Mal e porcamente, Michel Temer é o atual presidente brasileiro. O mordomo de mansão mal-assombrada, o cadável mal enterrado, zumbi do Planalto é, no momento, o dono da bunda que se assenta na cadeira mais importante do Brasil. A forma como ele chegou lá é altamente questionável, claro.

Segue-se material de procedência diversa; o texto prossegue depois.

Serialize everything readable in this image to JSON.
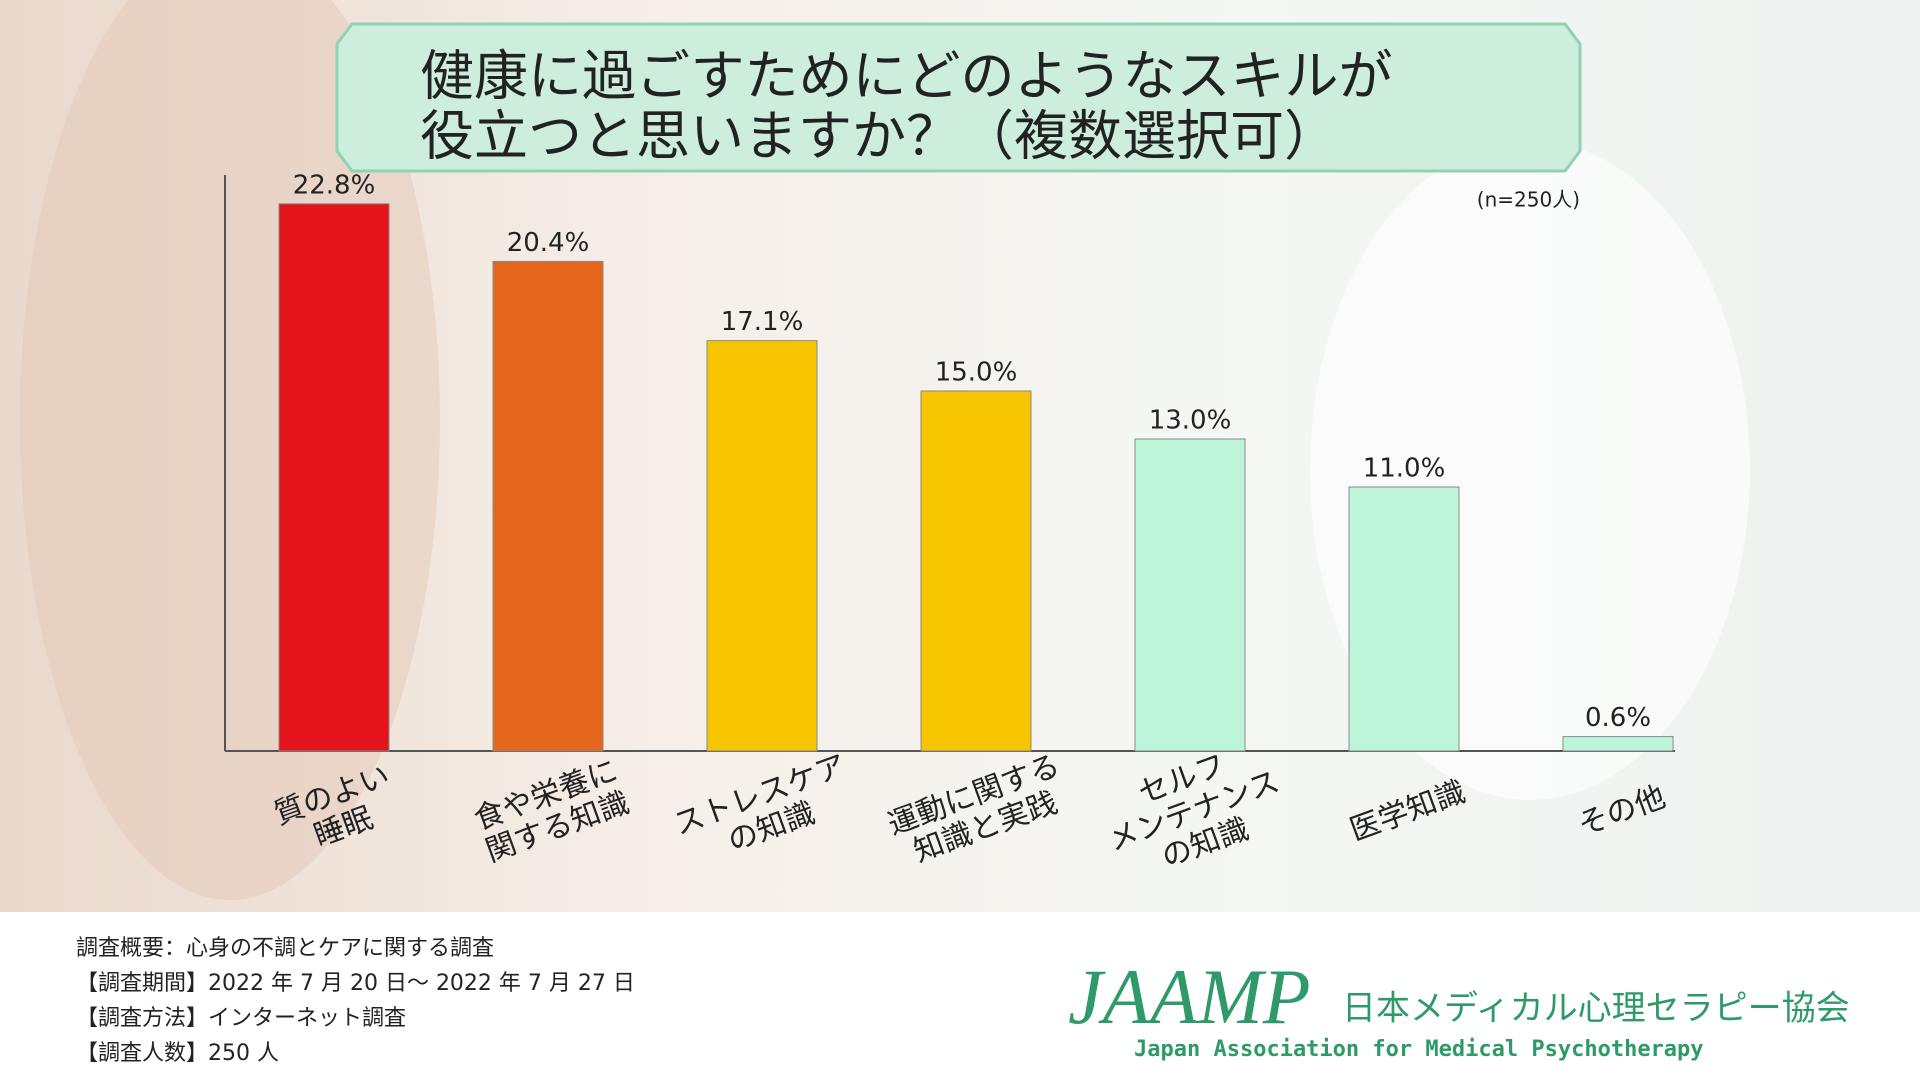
{
  "chart_data": {
    "type": "bar",
    "title_lines": [
      "健康に過ごすためにどのようなスキルが",
      "役立つと思いますか？（複数選択可）"
    ],
    "note": "(n=250人)",
    "categories": [
      [
        "質のよい",
        "睡眠"
      ],
      [
        "食や栄養に",
        "関する知識"
      ],
      [
        "ストレスケア",
        "の知識"
      ],
      [
        "運動に関する",
        "知識と実践"
      ],
      [
        "セルフ",
        "メンテナンス",
        "の知識"
      ],
      [
        "医学知識"
      ],
      [
        "その他"
      ]
    ],
    "values": [
      22.8,
      20.4,
      17.1,
      15.0,
      13.0,
      11.0,
      0.6
    ],
    "value_labels": [
      "22.8%",
      "20.4%",
      "17.1%",
      "15.0%",
      "13.0%",
      "11.0%",
      "0.6%"
    ],
    "colors": [
      "#e3141b",
      "#e4661c",
      "#f7c400",
      "#f7c400",
      "#bdf5da",
      "#bdf5da",
      "#bdf5da"
    ],
    "ylim": [
      0,
      24
    ]
  },
  "footer": {
    "lines": [
      "調査概要：心身の不調とケアに関する調査",
      "【調査期間】2022 年 7 月 20 日～ 2022 年 7 月 27 日",
      "【調査方法】インターネット調査",
      "【調査人数】250 人"
    ]
  },
  "logo": {
    "mark": "JAAMP",
    "name_ja": "日本メディカル心理セラピー協会",
    "name_en": "Japan Association for Medical Psychotherapy"
  }
}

Se foi golpe, se não foi, se a Dilma cometeu crime, se não cometeu, se pedalou, não pedalou, se Michel traiu, se a lua traiu, se Marcela ama Michel são todos temas importantes quando o assunto é o afastamento do poste da sucessora do Lula, mas deixo essa discussão para os octógonos povoados por especialistas-em-qualquer-coisa chamados redes sociais. 


O que pretendo discutir é o novo grito de guerra da atual esquerda, composta por petistas e não-sou-petista-mas, esse segundo o maior e mais barulhento grupo, já que ninguém em sã consciência para mais para ouvir o que um petista diz. “Fora, Temer” é a frase do momento, o novo slogan dos mais-ou-menos politizados que encontraram no impeachment da Querida um novo motivo para colocar para fora todo seu alto e rebuscado mais-ou-menos conhecimento e engajamento político. “Fora, Temer” é o “Just do It”, o “Keep Walking”, a frase de impacto que norteia todo um comportamento de um grupo que se intitula os “filhos da revolução, burgueses sem religião”, e blá blá blá. 

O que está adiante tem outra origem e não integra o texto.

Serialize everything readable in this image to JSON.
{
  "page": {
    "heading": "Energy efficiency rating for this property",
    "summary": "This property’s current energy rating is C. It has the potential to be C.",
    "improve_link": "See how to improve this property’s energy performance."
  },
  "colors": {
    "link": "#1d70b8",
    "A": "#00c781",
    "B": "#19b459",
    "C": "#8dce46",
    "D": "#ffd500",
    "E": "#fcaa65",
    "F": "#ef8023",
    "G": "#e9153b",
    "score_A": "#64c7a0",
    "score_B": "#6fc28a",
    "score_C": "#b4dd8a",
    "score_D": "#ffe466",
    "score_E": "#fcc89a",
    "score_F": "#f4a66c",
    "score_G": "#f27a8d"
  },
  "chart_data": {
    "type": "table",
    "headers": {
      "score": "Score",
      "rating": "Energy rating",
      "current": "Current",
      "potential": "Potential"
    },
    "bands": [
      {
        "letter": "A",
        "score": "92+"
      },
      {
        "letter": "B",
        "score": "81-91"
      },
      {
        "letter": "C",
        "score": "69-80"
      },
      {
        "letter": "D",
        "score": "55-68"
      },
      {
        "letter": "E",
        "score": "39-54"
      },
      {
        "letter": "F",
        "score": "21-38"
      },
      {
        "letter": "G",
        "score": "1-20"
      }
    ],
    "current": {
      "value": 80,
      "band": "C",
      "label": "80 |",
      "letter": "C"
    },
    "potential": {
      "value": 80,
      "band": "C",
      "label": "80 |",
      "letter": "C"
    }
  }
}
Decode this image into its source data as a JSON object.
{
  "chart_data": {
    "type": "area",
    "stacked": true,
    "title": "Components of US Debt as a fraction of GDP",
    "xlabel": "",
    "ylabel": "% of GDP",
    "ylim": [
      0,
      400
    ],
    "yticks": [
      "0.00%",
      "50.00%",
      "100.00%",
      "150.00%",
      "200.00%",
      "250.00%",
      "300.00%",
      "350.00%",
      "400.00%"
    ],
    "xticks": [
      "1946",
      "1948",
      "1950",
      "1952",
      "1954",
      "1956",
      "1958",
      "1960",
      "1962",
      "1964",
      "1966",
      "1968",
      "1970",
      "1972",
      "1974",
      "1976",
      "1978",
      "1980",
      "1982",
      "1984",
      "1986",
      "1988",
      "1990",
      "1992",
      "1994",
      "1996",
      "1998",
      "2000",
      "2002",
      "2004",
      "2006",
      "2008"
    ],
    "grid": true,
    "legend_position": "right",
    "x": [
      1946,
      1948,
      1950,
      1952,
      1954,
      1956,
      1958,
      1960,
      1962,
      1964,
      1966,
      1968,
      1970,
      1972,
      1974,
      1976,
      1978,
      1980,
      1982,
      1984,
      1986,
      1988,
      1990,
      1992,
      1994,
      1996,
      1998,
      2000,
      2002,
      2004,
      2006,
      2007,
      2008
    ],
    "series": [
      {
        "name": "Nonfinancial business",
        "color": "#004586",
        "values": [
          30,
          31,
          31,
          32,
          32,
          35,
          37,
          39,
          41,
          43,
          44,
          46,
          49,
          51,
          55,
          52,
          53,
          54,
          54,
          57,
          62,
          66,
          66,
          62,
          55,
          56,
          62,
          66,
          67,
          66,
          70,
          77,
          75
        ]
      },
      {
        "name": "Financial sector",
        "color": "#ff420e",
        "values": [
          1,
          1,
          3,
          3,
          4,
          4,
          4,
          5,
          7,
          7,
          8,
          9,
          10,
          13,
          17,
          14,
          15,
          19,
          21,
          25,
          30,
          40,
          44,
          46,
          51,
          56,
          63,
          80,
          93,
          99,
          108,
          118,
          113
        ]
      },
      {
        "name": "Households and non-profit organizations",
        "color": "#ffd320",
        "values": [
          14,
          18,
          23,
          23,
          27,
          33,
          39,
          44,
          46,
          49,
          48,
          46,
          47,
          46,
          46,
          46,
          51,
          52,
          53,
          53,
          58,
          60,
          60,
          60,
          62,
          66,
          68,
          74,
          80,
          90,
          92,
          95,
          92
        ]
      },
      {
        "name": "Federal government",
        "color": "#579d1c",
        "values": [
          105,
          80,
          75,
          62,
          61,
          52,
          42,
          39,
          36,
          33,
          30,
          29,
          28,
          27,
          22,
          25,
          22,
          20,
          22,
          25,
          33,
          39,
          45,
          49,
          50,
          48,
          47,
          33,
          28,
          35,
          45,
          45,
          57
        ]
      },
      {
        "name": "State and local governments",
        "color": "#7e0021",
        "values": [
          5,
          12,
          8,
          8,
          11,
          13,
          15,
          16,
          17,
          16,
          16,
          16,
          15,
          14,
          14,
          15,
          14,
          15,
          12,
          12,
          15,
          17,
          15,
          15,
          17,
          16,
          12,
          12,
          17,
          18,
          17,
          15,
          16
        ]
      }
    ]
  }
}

Na verdade, o “Fora, Temer” quer a saída dessa simpatia de pessoa que é o nosso presidento lindo Michel Temer. Já que a Dilma saiu, só de raiva sai ele também, pensam. E com essa saída pedem novas eleições para presidente, para que o tampão que vai cumprir o mandato inacabado da Dilma seja, assim como ela, eleito pelo povo (Claro que há nesse pedido um silencioso, mas consistente pedido de “volta Lula”, mas isso é discussão pra outro dia). Chegam inclusive a pedir “Diretas Já”. 

Mas será que a saída do Querido é a melhor solução no momento? 

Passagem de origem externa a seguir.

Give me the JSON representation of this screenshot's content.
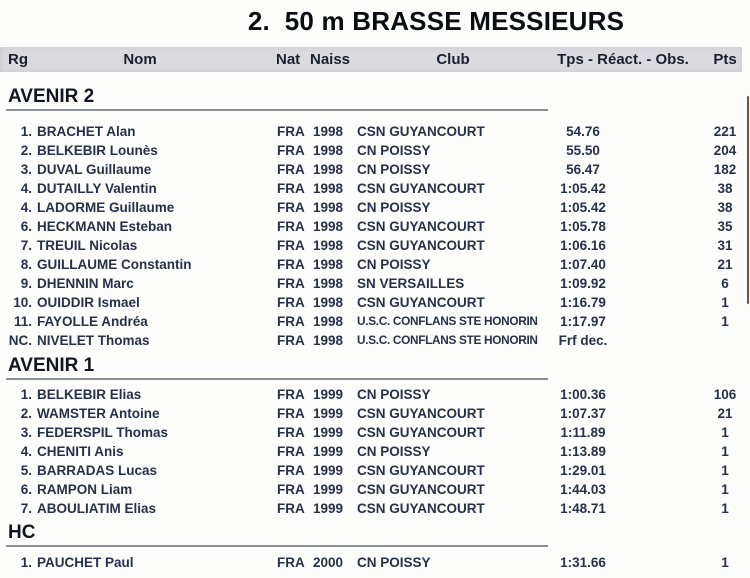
{
  "title": "2.  50 m BRASSE MESSIEURS",
  "columns": {
    "rg": "Rg",
    "nom": "Nom",
    "nat": "Nat",
    "naiss": "Naiss",
    "club": "Club",
    "tps": "Tps - Réact. - Obs.",
    "pts": "Pts"
  },
  "sections": [
    {
      "name": "AVENIR 2",
      "rows": [
        {
          "rg": "1.",
          "nom": "BRACHET Alan",
          "nat": "FRA",
          "naiss": "1998",
          "club": "CSN GUYANCOURT",
          "tps": "54.76",
          "pts": "221"
        },
        {
          "rg": "2.",
          "nom": "BELKEBIR Lounès",
          "nat": "FRA",
          "naiss": "1998",
          "club": "CN POISSY",
          "tps": "55.50",
          "pts": "204"
        },
        {
          "rg": "3.",
          "nom": "DUVAL Guillaume",
          "nat": "FRA",
          "naiss": "1998",
          "club": "CN POISSY",
          "tps": "56.47",
          "pts": "182"
        },
        {
          "rg": "4.",
          "nom": "DUTAILLY Valentin",
          "nat": "FRA",
          "naiss": "1998",
          "club": "CSN GUYANCOURT",
          "tps": "1:05.42",
          "pts": "38"
        },
        {
          "rg": "4.",
          "nom": "LADORME Guillaume",
          "nat": "FRA",
          "naiss": "1998",
          "club": "CN POISSY",
          "tps": "1:05.42",
          "pts": "38"
        },
        {
          "rg": "6.",
          "nom": "HECKMANN Esteban",
          "nat": "FRA",
          "naiss": "1998",
          "club": "CSN GUYANCOURT",
          "tps": "1:05.78",
          "pts": "35"
        },
        {
          "rg": "7.",
          "nom": "TREUIL Nicolas",
          "nat": "FRA",
          "naiss": "1998",
          "club": "CSN GUYANCOURT",
          "tps": "1:06.16",
          "pts": "31"
        },
        {
          "rg": "8.",
          "nom": "GUILLAUME Constantin",
          "nat": "FRA",
          "naiss": "1998",
          "club": "CN POISSY",
          "tps": "1:07.40",
          "pts": "21"
        },
        {
          "rg": "9.",
          "nom": "DHENNIN Marc",
          "nat": "FRA",
          "naiss": "1998",
          "club": "SN VERSAILLES",
          "tps": "1:09.92",
          "pts": "6"
        },
        {
          "rg": "10.",
          "nom": "OUIDDIR Ismael",
          "nat": "FRA",
          "naiss": "1998",
          "club": "CSN GUYANCOURT",
          "tps": "1:16.79",
          "pts": "1"
        },
        {
          "rg": "11.",
          "nom": "FAYOLLE Andréa",
          "nat": "FRA",
          "naiss": "1998",
          "club": "U.S.C. CONFLANS STE HONORIN",
          "tps": "1:17.97",
          "pts": "1"
        },
        {
          "rg": "NC.",
          "nom": "NIVELET Thomas",
          "nat": "FRA",
          "naiss": "1998",
          "club": "U.S.C. CONFLANS STE HONORIN",
          "tps": "Frf dec.",
          "pts": ""
        }
      ]
    },
    {
      "name": "AVENIR 1",
      "rows": [
        {
          "rg": "1.",
          "nom": "BELKEBIR Elias",
          "nat": "FRA",
          "naiss": "1999",
          "club": "CN POISSY",
          "tps": "1:00.36",
          "pts": "106"
        },
        {
          "rg": "2.",
          "nom": "WAMSTER Antoine",
          "nat": "FRA",
          "naiss": "1999",
          "club": "CSN GUYANCOURT",
          "tps": "1:07.37",
          "pts": "21"
        },
        {
          "rg": "3.",
          "nom": "FEDERSPIL Thomas",
          "nat": "FRA",
          "naiss": "1999",
          "club": "CSN GUYANCOURT",
          "tps": "1:11.89",
          "pts": "1"
        },
        {
          "rg": "4.",
          "nom": "CHENITI Anis",
          "nat": "FRA",
          "naiss": "1999",
          "club": "CN POISSY",
          "tps": "1:13.89",
          "pts": "1"
        },
        {
          "rg": "5.",
          "nom": "BARRADAS Lucas",
          "nat": "FRA",
          "naiss": "1999",
          "club": "CSN GUYANCOURT",
          "tps": "1:29.01",
          "pts": "1"
        },
        {
          "rg": "6.",
          "nom": "RAMPON Liam",
          "nat": "FRA",
          "naiss": "1999",
          "club": "CSN GUYANCOURT",
          "tps": "1:44.03",
          "pts": "1"
        },
        {
          "rg": "7.",
          "nom": "ABOULIATIM Elias",
          "nat": "FRA",
          "naiss": "1999",
          "club": "CSN GUYANCOURT",
          "tps": "1:48.71",
          "pts": "1"
        }
      ]
    },
    {
      "name": "HC",
      "rows": [
        {
          "rg": "1.",
          "nom": "PAUCHET Paul",
          "nat": "FRA",
          "naiss": "2000",
          "club": "CN POISSY",
          "tps": "1:31.66",
          "pts": "1"
        }
      ]
    }
  ],
  "colors": {
    "header_band": "#dbdbdf",
    "row_text": "#283049",
    "title_text": "#0c0d12",
    "section_rule": "#8e8e99",
    "scan_artifact": "#6e2c22",
    "paper": "#fdfdfc"
  }
}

Pra quem exibe faixas com “Fora Temer” em link de reportagem da Globo, vamos nos ater à realidade: Michel Pai só cai se renunciar, ou se o TSE cassar a chapa, o que tá meio difícil de acontecer em ambos os casos. Mas hipoteticamente digamos que aconteça. A Constituição diz que, em caso de saída do Presidente da República (Querida) e de seu vice (Querido), o Presidente da Câmara (o fofo do Rodrigo Maia) assume interinamente a presidência e convoca novas eleições em 90 dias, para que dentro desse prazo seja realizado um novo pleito, a não ser que esse prazo extrapole a segunda metade do mandato. Nesse caso, o presidente é eleito não pelo voto direto, mas pelo voto indireto, via Congresso Nacional. Vamos explicar bem para que a galera da Paulista entenda: a segunda metade do mandato da Dilma / Temer se inicia em 01 de Janeiro de 2017, portanto se vocês querem que, caso o Michel caia, o novo presidente seja eleito via eleição direta, essa eleição precisa acontecer até 31 de dezembro desse ano. Para isso, o Michel tem que cair até 30 de setembro, ou daqui a duas semanas. Se der 1° de outubro e o zumbi ainda estiver no governo, não adianta mais pedir porque, mesmo que ele caia, a eleição é indireta e quem escolhe o novo presidente são os deputados, lembrando que são os mesmos deputados que escolheram Eduardo Cunha como presidente da Câmara em 2015. Vamos lembrar ainda que, no meio desse furdunço todo, tem uma eleição municipal acontecendo em 03 e 31 de outubro. Como vocês querem que o TSE organize uma nova eleição? 

Viu quais as consequências de ser um mais-ou-menos politizado? É até legal falar de política, falar que todo mundo é ladrão, chamar o Aécio de viciado, mas falta conhecimento técnico para embasar o protesto das ruas. Não basta pedir “Diretas-Já”, precisa saber se existe a mínima viabilidade de isso acontecer. Não adianta ficar com mimimi de “primeiramente Fora Temer”, sem saber o que acontece segundamente. É só observar o que aconteceu na Líbia, no meio da famigerada “primavera árabe”, onde fizeram protesto pedindo saída de presidente sem saber o que aconteceria depois e o resultado foi uma ditadura militar sangrenta. 

Proteste, questione sim. Milite pela esquerda, pela direita, pelo PT, pelo PSDB, por onde você quiser e com a ideologia que mais se identificar. Vivemos num país livre e você deve ser respeitado independente da opção política que escolher. Mas, como diria o sábio ET Bilu: busquem conhecimento.